On the other hand it's just a con designed to tie us to our jobs and benefit the economy. We are just mortgage slaves. But if I'm going to have my mortgage paid off within 10 years, fine by me.
It's just fantastic!
Rebecca , London,
"House prices are opinions, debt is reality" (Mervyn King)
Michele, Richmond,
There is constant emphasis on the merits of joining the 'property ladder' which term in itself implies to many people that the ladder is only 'going up'. The truth is that no matter what happens in the future to property prices, the fact is that if at any one time, if it is cheaper to rent than buy then it's a no brainer decision, because although you may 'buy' a property it is actualy owned by the building society. You can not escape a painful experience if you buy and then property goes down in price and you may be stuck with huge financial comitments for the rest of your life. Many properties in Liverpool and Manchester are empty, owned by speculators who are hoping to make a large capital gains. Some are highly leveraged and when interest rates go up again and property reaches a plateau, there will be a rush to sell. That to me is one of the biggest factors that will herald the collapse of the bubble.

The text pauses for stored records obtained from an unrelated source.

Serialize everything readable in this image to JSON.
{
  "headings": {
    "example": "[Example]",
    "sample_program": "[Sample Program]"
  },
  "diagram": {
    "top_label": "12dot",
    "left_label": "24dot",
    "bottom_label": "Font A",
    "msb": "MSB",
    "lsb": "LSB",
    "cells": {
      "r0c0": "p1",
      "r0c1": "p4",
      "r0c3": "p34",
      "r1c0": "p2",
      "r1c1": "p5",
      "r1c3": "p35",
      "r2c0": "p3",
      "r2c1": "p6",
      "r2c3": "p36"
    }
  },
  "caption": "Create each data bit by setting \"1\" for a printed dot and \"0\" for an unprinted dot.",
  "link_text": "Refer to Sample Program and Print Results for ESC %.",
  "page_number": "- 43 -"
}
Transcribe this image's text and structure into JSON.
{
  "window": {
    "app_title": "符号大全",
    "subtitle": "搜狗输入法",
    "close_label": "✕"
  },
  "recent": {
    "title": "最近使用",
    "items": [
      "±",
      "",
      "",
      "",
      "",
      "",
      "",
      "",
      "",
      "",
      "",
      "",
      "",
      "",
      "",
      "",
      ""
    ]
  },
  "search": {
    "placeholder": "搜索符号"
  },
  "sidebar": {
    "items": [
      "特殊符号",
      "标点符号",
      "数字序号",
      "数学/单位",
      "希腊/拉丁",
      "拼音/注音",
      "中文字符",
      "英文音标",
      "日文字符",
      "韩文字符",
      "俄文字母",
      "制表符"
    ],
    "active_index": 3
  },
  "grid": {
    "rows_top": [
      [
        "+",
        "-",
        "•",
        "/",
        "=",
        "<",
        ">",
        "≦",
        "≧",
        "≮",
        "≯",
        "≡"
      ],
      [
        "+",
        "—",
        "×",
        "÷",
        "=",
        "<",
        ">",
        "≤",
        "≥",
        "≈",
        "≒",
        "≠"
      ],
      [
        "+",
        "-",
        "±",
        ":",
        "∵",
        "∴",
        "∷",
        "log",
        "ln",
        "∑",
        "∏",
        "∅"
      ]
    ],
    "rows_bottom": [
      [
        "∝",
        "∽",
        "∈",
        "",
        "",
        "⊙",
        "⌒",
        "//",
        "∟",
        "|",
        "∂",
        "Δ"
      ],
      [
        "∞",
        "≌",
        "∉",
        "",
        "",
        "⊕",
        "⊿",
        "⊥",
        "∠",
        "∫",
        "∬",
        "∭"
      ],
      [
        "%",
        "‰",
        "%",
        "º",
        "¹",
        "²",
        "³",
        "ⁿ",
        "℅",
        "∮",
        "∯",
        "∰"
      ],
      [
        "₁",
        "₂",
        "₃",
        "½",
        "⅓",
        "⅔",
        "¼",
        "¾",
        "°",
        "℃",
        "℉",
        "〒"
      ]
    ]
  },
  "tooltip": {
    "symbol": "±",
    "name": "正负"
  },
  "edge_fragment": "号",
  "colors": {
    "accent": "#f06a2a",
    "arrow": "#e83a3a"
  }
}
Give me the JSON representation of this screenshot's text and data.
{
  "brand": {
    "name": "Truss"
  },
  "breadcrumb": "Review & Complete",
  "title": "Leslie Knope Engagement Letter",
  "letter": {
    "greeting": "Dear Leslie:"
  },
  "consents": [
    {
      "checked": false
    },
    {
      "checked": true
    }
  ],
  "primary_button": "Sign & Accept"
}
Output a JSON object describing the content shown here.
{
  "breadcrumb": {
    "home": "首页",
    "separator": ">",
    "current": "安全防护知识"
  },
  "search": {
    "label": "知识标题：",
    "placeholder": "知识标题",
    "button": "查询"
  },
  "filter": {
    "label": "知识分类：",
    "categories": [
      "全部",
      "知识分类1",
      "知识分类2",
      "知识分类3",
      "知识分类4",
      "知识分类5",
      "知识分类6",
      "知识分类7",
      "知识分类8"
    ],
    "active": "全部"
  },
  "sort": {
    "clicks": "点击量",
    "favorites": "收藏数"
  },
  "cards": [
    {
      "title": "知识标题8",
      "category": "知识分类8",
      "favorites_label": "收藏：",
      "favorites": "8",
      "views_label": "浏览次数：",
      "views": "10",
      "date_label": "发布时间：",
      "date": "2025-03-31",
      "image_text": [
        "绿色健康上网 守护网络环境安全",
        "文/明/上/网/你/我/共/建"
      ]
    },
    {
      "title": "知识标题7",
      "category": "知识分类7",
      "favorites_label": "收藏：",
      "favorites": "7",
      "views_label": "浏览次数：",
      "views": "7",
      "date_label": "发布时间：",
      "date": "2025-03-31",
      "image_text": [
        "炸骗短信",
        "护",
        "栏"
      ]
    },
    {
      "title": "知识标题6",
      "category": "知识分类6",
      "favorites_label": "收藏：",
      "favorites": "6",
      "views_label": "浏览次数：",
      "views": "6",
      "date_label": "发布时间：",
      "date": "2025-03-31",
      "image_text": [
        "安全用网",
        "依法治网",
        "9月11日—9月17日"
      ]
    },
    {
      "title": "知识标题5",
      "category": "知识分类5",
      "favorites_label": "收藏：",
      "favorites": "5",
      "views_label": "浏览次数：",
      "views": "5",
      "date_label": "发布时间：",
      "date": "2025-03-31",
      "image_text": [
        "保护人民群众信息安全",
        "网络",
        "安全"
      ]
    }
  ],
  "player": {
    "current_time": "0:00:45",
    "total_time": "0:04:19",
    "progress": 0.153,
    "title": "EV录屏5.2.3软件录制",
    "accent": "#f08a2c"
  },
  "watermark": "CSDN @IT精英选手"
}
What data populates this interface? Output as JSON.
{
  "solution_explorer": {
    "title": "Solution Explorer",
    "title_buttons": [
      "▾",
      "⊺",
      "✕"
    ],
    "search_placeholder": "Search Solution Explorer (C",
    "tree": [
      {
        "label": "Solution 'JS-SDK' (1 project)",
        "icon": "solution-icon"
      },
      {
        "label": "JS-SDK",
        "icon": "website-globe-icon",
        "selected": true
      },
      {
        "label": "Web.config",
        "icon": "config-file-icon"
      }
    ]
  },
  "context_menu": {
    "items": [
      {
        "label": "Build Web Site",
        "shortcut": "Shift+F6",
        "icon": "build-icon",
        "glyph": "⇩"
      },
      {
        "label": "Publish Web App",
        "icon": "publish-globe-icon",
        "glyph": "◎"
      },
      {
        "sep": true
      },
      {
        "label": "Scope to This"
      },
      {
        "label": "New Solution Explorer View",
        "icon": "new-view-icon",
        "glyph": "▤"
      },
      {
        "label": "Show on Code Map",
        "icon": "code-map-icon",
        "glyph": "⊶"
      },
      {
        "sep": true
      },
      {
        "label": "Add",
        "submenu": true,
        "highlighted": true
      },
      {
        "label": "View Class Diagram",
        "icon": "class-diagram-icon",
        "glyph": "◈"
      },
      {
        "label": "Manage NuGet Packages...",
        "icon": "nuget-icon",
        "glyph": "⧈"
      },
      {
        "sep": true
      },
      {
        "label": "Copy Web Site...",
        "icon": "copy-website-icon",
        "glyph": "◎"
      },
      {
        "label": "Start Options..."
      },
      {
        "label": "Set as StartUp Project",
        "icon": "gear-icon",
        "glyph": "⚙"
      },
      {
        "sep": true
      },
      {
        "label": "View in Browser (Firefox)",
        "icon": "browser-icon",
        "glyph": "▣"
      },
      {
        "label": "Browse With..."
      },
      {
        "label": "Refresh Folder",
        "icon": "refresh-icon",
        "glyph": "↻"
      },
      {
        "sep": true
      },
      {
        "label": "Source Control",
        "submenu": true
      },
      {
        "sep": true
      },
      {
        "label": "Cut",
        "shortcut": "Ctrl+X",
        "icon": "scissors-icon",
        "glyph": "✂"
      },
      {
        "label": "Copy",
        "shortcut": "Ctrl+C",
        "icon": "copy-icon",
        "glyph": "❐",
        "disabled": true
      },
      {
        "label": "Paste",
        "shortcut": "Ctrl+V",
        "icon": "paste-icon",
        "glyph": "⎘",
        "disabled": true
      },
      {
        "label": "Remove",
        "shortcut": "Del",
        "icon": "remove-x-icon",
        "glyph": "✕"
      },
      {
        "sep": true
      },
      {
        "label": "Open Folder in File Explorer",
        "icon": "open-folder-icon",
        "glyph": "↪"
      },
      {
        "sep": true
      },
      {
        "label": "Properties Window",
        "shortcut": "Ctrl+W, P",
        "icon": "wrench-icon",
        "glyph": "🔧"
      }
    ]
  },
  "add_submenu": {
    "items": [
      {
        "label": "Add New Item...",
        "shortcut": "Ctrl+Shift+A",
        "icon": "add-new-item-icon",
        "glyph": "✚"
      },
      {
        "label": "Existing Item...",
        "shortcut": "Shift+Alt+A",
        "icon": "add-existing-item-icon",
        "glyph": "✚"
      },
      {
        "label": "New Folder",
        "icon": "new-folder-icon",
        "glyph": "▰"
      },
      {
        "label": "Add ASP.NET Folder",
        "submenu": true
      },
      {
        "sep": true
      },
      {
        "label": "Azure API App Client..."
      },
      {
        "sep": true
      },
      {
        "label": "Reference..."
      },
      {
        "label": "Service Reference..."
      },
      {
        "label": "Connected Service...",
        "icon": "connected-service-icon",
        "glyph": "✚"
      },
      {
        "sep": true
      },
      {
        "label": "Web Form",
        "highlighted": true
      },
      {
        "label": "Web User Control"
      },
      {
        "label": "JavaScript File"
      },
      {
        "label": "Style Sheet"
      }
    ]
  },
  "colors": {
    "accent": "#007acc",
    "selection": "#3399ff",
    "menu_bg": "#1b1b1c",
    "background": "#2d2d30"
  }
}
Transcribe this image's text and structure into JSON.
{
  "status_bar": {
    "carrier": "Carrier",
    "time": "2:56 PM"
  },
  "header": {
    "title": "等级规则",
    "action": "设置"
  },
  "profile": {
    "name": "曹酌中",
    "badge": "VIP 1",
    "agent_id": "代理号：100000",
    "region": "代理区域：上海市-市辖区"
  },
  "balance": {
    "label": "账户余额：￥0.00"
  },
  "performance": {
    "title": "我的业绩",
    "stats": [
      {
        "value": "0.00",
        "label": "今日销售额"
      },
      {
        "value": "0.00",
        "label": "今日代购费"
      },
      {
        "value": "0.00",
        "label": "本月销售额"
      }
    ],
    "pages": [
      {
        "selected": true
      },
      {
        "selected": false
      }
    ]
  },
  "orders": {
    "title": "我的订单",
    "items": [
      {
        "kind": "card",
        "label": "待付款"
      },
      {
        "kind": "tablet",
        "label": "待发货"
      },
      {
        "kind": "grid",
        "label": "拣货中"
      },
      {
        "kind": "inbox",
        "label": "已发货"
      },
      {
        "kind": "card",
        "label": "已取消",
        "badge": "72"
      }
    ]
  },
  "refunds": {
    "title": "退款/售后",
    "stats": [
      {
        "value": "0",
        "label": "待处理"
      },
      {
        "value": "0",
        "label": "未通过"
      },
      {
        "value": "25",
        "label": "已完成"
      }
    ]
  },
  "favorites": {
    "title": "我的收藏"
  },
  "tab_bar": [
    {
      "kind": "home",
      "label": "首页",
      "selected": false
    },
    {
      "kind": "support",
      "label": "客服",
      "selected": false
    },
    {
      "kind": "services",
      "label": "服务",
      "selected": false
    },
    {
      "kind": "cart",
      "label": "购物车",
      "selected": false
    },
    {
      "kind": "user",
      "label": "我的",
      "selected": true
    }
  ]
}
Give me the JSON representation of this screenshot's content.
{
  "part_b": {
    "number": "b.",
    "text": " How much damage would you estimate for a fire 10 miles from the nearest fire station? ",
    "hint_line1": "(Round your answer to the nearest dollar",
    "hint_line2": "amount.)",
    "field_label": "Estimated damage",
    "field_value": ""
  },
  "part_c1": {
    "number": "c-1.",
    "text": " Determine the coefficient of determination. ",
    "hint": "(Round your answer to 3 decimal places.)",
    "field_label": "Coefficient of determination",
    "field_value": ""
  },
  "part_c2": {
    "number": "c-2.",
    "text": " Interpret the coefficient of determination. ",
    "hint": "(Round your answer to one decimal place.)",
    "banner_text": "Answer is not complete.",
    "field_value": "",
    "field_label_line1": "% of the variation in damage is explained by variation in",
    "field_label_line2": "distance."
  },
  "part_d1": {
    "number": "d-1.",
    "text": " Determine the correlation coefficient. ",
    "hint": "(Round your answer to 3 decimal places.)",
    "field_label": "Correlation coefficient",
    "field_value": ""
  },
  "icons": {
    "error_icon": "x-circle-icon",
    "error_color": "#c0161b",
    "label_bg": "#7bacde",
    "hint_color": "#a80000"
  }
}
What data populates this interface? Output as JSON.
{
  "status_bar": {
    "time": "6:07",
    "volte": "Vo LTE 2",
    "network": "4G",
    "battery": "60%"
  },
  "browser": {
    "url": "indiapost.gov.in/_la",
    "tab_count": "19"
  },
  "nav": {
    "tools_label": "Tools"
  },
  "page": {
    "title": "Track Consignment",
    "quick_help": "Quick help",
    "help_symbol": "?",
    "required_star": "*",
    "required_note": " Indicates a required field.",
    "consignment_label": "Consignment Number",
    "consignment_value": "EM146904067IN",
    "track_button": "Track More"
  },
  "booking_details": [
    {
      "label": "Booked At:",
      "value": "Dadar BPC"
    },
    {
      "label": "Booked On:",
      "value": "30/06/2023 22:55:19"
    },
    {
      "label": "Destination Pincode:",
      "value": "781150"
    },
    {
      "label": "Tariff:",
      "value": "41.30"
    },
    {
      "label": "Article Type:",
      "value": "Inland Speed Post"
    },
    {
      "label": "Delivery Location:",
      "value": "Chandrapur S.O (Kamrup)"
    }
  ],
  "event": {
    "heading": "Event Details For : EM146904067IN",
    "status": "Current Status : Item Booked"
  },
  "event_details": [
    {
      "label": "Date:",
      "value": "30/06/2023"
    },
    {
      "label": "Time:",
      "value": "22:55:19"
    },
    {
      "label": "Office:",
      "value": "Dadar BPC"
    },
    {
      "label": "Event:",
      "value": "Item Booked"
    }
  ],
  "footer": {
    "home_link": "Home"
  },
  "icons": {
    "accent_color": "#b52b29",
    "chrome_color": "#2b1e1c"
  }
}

Diddly do, Liverpool, england
Do you also think dot.com stock buyers were forced into record debt in 2001?
No-one is forced into record debt. What they should do is rent until the cycle turns down again. As it is just about to do. Stories like this are a clear signal of the top in markets.
Any measure which is intended to remedy this situation, such as mortgage tax relief, will in fact make it worse.
The situation is the direct result of a government produced credit bubble, government promotion of housing ownership, and income differentials which always worsen during credit bubbles. All will stop during the coming credit bust.